The Food and Drug Administration said late Tuesday it would not approve any generic versions of OxyContin based on the original formulation because it "poses an increased potential for certain types of abuse."
The FDA decision is a key victory for Purdue Pharma LP, which spent years developing a tamper-resistant version of the blockbuster pain pill. The company's patent on original OxyContin expired Tuesday.
Normally such expirations open the door to a slew of cheaper versions from generic drug manufacturers. However, the FDA decision effectively protects Purdue from lower-price competition by requiring generic companies to develop their own abuse-deterrent designs.

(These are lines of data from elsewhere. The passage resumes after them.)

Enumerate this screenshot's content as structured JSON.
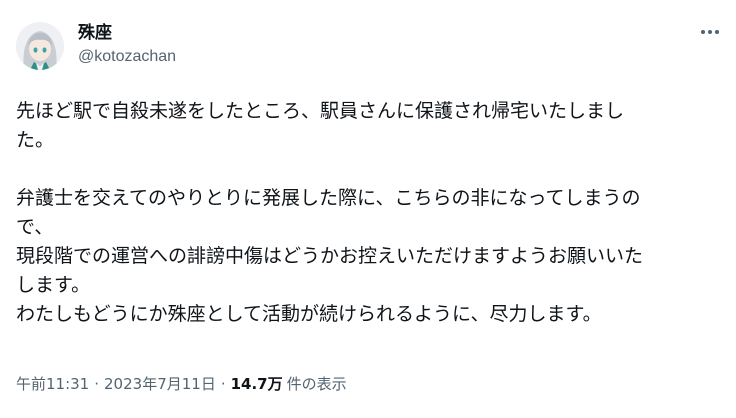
{
  "author": {
    "display_name": "殊座",
    "handle": "@kotozachan"
  },
  "more_icon": "more-horizontal-icon",
  "body_lines": [
    "先ほど駅で自殺未遂をしたところ、駅員さんに保護され帰宅いたしまし",
    "た。",
    "",
    "弁護士を交えてのやりとりに発展した際に、こちらの非になってしまうの",
    "で、",
    "現段階での運営への誹謗中傷はどうかお控えいただけますようお願いいた",
    "します。",
    "わたしもどうにか殊座として活動が続けられるように、尽力します。"
  ],
  "meta": {
    "time": "午前11:31",
    "separator": "·",
    "date": "2023年7月11日",
    "views_count": "14.7万",
    "views_label": "件の表示"
  }
}
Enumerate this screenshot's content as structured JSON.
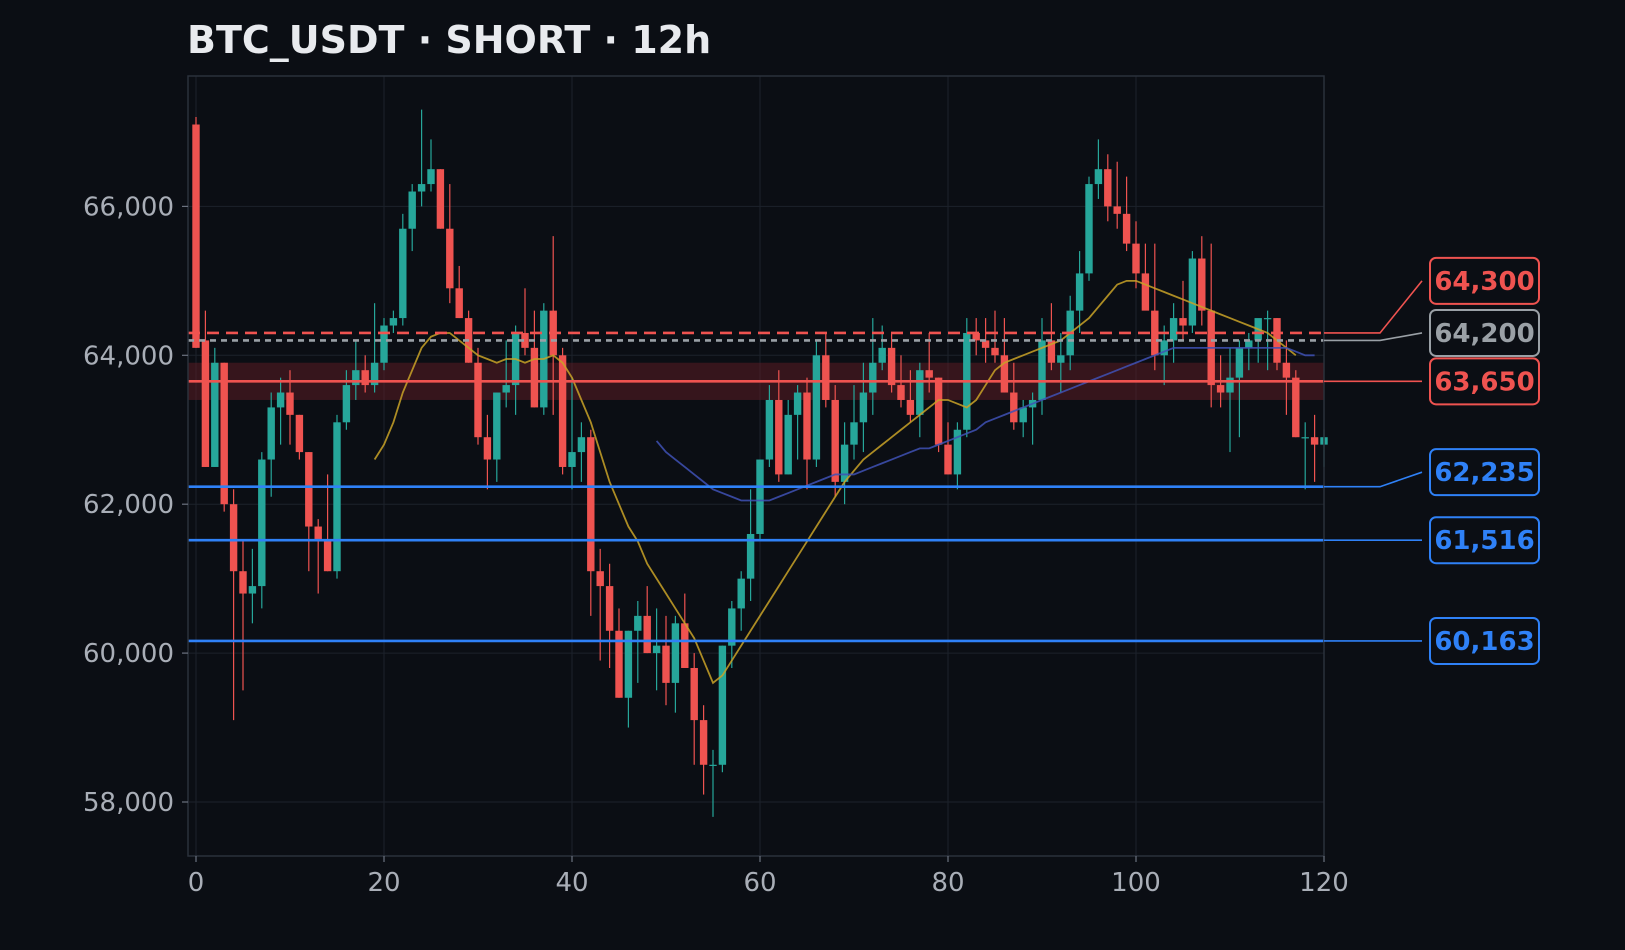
{
  "chart_data": {
    "type": "candlestick",
    "title": "BTC_USDT · SHORT · 12h",
    "xlabel": "",
    "ylabel": "",
    "xlim": [
      -1,
      120
    ],
    "ylim": [
      57300,
      67800
    ],
    "x_ticks": [
      0,
      20,
      40,
      60,
      80,
      100,
      120
    ],
    "y_ticks": [
      58000,
      60000,
      62000,
      64000,
      66000
    ],
    "x_tick_labels": [
      "0",
      "20",
      "40",
      "60",
      "80",
      "100",
      "120"
    ],
    "y_tick_labels": [
      "58,000",
      "60,000",
      "62,000",
      "64,000",
      "66,000"
    ],
    "grid": true,
    "colors": {
      "up": "#26a69a",
      "down": "#ef5350",
      "background": "#0b0e14",
      "ma_fast": "#c9a227",
      "ma_slow": "#3f51b5",
      "support": "#2f81f7",
      "resistance": "#ef5350",
      "neutral": "#9aa0a6"
    },
    "candles": [
      [
        67100,
        67200,
        64100,
        64100
      ],
      [
        64200,
        64600,
        62500,
        62500
      ],
      [
        62500,
        64100,
        62500,
        63900
      ],
      [
        63900,
        63900,
        61900,
        62000
      ],
      [
        62000,
        62200,
        59100,
        61100
      ],
      [
        61100,
        61500,
        59500,
        60800
      ],
      [
        60800,
        61400,
        60400,
        60900
      ],
      [
        60900,
        62700,
        60600,
        62600
      ],
      [
        62600,
        63500,
        62100,
        63300
      ],
      [
        63300,
        63700,
        62800,
        63500
      ],
      [
        63500,
        63800,
        62800,
        63200
      ],
      [
        63200,
        63200,
        62600,
        62700
      ],
      [
        62700,
        62700,
        61100,
        61700
      ],
      [
        61700,
        61800,
        60800,
        61500
      ],
      [
        61500,
        62400,
        61100,
        61100
      ],
      [
        61100,
        63200,
        61000,
        63100
      ],
      [
        63100,
        63800,
        63000,
        63600
      ],
      [
        63600,
        64200,
        63400,
        63800
      ],
      [
        63800,
        64000,
        63500,
        63600
      ],
      [
        63600,
        64700,
        63500,
        63900
      ],
      [
        63900,
        64500,
        63800,
        64400
      ],
      [
        64400,
        64600,
        64300,
        64500
      ],
      [
        64500,
        65900,
        64400,
        65700
      ],
      [
        65700,
        66300,
        65400,
        66200
      ],
      [
        66200,
        67300,
        66000,
        66300
      ],
      [
        66300,
        66900,
        66200,
        66500
      ],
      [
        66500,
        66500,
        65700,
        65700
      ],
      [
        65700,
        66300,
        64700,
        64900
      ],
      [
        64900,
        65200,
        64500,
        64500
      ],
      [
        64500,
        64600,
        63900,
        63900
      ],
      [
        63900,
        64100,
        62800,
        62900
      ],
      [
        62900,
        63200,
        62200,
        62600
      ],
      [
        62600,
        63500,
        62300,
        63500
      ],
      [
        63500,
        64200,
        63300,
        63600
      ],
      [
        63600,
        64400,
        63200,
        64300
      ],
      [
        64300,
        64900,
        64000,
        64100
      ],
      [
        64100,
        64600,
        63300,
        63300
      ],
      [
        63300,
        64700,
        63200,
        64600
      ],
      [
        64600,
        65600,
        63200,
        64000
      ],
      [
        64000,
        64100,
        62400,
        62500
      ],
      [
        62500,
        63700,
        62200,
        62700
      ],
      [
        62700,
        63100,
        62300,
        62900
      ],
      [
        62900,
        63000,
        60500,
        61100
      ],
      [
        61100,
        61400,
        59900,
        60900
      ],
      [
        60900,
        61200,
        59800,
        60300
      ],
      [
        60300,
        60600,
        59400,
        59400
      ],
      [
        59400,
        60300,
        59000,
        60300
      ],
      [
        60300,
        60700,
        59600,
        60500
      ],
      [
        60500,
        60900,
        60000,
        60000
      ],
      [
        60000,
        60600,
        59500,
        60100
      ],
      [
        60100,
        60500,
        59300,
        59600
      ],
      [
        59600,
        60500,
        59200,
        60400
      ],
      [
        60400,
        60800,
        59800,
        59800
      ],
      [
        59800,
        60000,
        58500,
        59100
      ],
      [
        59100,
        59300,
        58100,
        58500
      ],
      [
        58500,
        58700,
        57800,
        58500
      ],
      [
        58500,
        60100,
        58400,
        60100
      ],
      [
        60100,
        60700,
        59800,
        60600
      ],
      [
        60600,
        61100,
        60300,
        61000
      ],
      [
        61000,
        62200,
        60700,
        61600
      ],
      [
        61600,
        62600,
        61500,
        62600
      ],
      [
        62600,
        63600,
        62500,
        63400
      ],
      [
        63400,
        63800,
        62300,
        62400
      ],
      [
        62400,
        63400,
        62400,
        63200
      ],
      [
        63200,
        63600,
        62600,
        63500
      ],
      [
        63500,
        63700,
        62200,
        62600
      ],
      [
        62600,
        64200,
        62500,
        64000
      ],
      [
        64000,
        64300,
        63300,
        63400
      ],
      [
        63400,
        63600,
        62100,
        62300
      ],
      [
        62300,
        63100,
        62000,
        62800
      ],
      [
        62800,
        63600,
        62600,
        63100
      ],
      [
        63100,
        63900,
        62700,
        63500
      ],
      [
        63500,
        64500,
        63200,
        63900
      ],
      [
        63900,
        64400,
        63800,
        64100
      ],
      [
        64100,
        64300,
        63500,
        63600
      ],
      [
        63600,
        64000,
        63300,
        63400
      ],
      [
        63400,
        63800,
        63100,
        63200
      ],
      [
        63200,
        63900,
        62900,
        63800
      ],
      [
        63800,
        64300,
        63500,
        63700
      ],
      [
        63700,
        63700,
        62700,
        62800
      ],
      [
        62800,
        63100,
        62400,
        62400
      ],
      [
        62400,
        63100,
        62200,
        63000
      ],
      [
        63000,
        64500,
        62900,
        64300
      ],
      [
        64300,
        64500,
        64000,
        64200
      ],
      [
        64200,
        64500,
        63900,
        64100
      ],
      [
        64100,
        64600,
        63900,
        64000
      ],
      [
        64000,
        64500,
        63500,
        63500
      ],
      [
        63500,
        63900,
        63000,
        63100
      ],
      [
        63100,
        63400,
        62900,
        63300
      ],
      [
        63300,
        63500,
        62800,
        63400
      ],
      [
        63400,
        64500,
        63200,
        64200
      ],
      [
        64200,
        64700,
        63800,
        63900
      ],
      [
        63900,
        64300,
        63500,
        64000
      ],
      [
        64000,
        64800,
        63800,
        64600
      ],
      [
        64600,
        65400,
        64300,
        65100
      ],
      [
        65100,
        66400,
        65000,
        66300
      ],
      [
        66300,
        66900,
        66100,
        66500
      ],
      [
        66500,
        66700,
        65800,
        66000
      ],
      [
        66000,
        66600,
        65700,
        65900
      ],
      [
        65900,
        66400,
        65400,
        65500
      ],
      [
        65500,
        65800,
        64900,
        65100
      ],
      [
        65100,
        65500,
        64800,
        64600
      ],
      [
        64600,
        65500,
        63800,
        64000
      ],
      [
        64000,
        64400,
        63600,
        64200
      ],
      [
        64200,
        64700,
        63900,
        64500
      ],
      [
        64500,
        65000,
        64200,
        64400
      ],
      [
        64400,
        65400,
        64300,
        65300
      ],
      [
        65300,
        65600,
        64400,
        64600
      ],
      [
        64600,
        65500,
        63300,
        63600
      ],
      [
        63600,
        64000,
        63300,
        63500
      ],
      [
        63500,
        64100,
        62700,
        63700
      ],
      [
        63700,
        64200,
        62900,
        64100
      ],
      [
        64100,
        64300,
        63800,
        64200
      ],
      [
        64200,
        64400,
        63900,
        64500
      ],
      [
        64500,
        64600,
        63800,
        64500
      ],
      [
        64500,
        64500,
        63800,
        63900
      ],
      [
        63900,
        64200,
        63200,
        63700
      ],
      [
        63700,
        63800,
        62900,
        62900
      ],
      [
        62900,
        63100,
        62200,
        62900
      ],
      [
        62900,
        63200,
        62300,
        62800
      ],
      [
        62800,
        63000,
        62500,
        62900
      ]
    ],
    "ma_fast": {
      "start": 19,
      "values": [
        62600,
        62800,
        63100,
        63500,
        63800,
        64100,
        64250,
        64300,
        64300,
        64200,
        64100,
        64000,
        63950,
        63900,
        63950,
        63950,
        63900,
        63950,
        63950,
        64000,
        63900,
        63700,
        63400,
        63100,
        62700,
        62300,
        62000,
        61700,
        61500,
        61200,
        61000,
        60800,
        60600,
        60400,
        60200,
        59900,
        59600,
        59700,
        59900,
        60100,
        60300,
        60500,
        60700,
        60900,
        61100,
        61300,
        61500,
        61700,
        61900,
        62100,
        62300,
        62450,
        62600,
        62700,
        62800,
        62900,
        63000,
        63100,
        63200,
        63300,
        63400,
        63400,
        63350,
        63300,
        63400,
        63600,
        63800,
        63900,
        63950,
        64000,
        64050,
        64100,
        64150,
        64200,
        64300,
        64400,
        64500,
        64650,
        64800,
        64950,
        65000,
        65000,
        64950,
        64900,
        64850,
        64800,
        64750,
        64700,
        64650,
        64600,
        64550,
        64500,
        64450,
        64400,
        64350,
        64300,
        64200,
        64100,
        64000
      ]
    },
    "ma_slow": {
      "start": 49,
      "values": [
        62850,
        62700,
        62600,
        62500,
        62400,
        62300,
        62200,
        62150,
        62100,
        62050,
        62050,
        62050,
        62050,
        62100,
        62150,
        62200,
        62250,
        62300,
        62350,
        62400,
        62400,
        62400,
        62450,
        62500,
        62550,
        62600,
        62650,
        62700,
        62750,
        62750,
        62800,
        62850,
        62900,
        62950,
        63000,
        63100,
        63150,
        63200,
        63250,
        63300,
        63350,
        63400,
        63450,
        63500,
        63550,
        63600,
        63650,
        63700,
        63750,
        63800,
        63850,
        63900,
        63950,
        64000,
        64050,
        64100,
        64100,
        64100,
        64100,
        64100,
        64100,
        64100,
        64100,
        64100,
        64100,
        64100,
        64100,
        64100,
        64050,
        64000,
        64000
      ]
    },
    "levels": [
      {
        "label": "64,300",
        "value": 64300,
        "style": "dashed",
        "color": "#ef5350",
        "box_value": 65000
      },
      {
        "label": "64,200",
        "value": 64200,
        "style": "dotted",
        "color": "#9aa0a6",
        "box_value": 64300
      },
      {
        "label": "63,650",
        "value": 63650,
        "style": "solid",
        "color": "#ef5350",
        "box_value": 63650,
        "band": [
          63400,
          63900
        ]
      },
      {
        "label": "62,235",
        "value": 62235,
        "style": "solid",
        "color": "#2f81f7",
        "box_value": 62430
      },
      {
        "label": "61,516",
        "value": 61516,
        "style": "solid",
        "color": "#2f81f7",
        "box_value": 61516
      },
      {
        "label": "60,163",
        "value": 60163,
        "style": "solid",
        "color": "#2f81f7",
        "box_value": 60163
      }
    ]
  }
}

OxyContin has long been one the nation's top-selling prescription painkillers with sales of more than $2.8 billion last year, according to prescription tracker IMS Health. A time-release version of the narcotic oxycodone, the pill was hailed as a breakthrough treatment for chronic pain when it was approved in late 1995. The long-acting formula could be used over 12 hours to maintain a steady level of oxycodone in patients suffering from moderate to severe pain.
But drug abusers quickly discovered they could get a heroin-like high by crushing the pills and snorting or injecting the entire dose at once.
The agency said it based its decision on medical studies of OxyContin, reports of abuse and misuse.
Stamford, Conn.-based Purdue said in a statement that the new labeling will provide "important information to health-care professionals."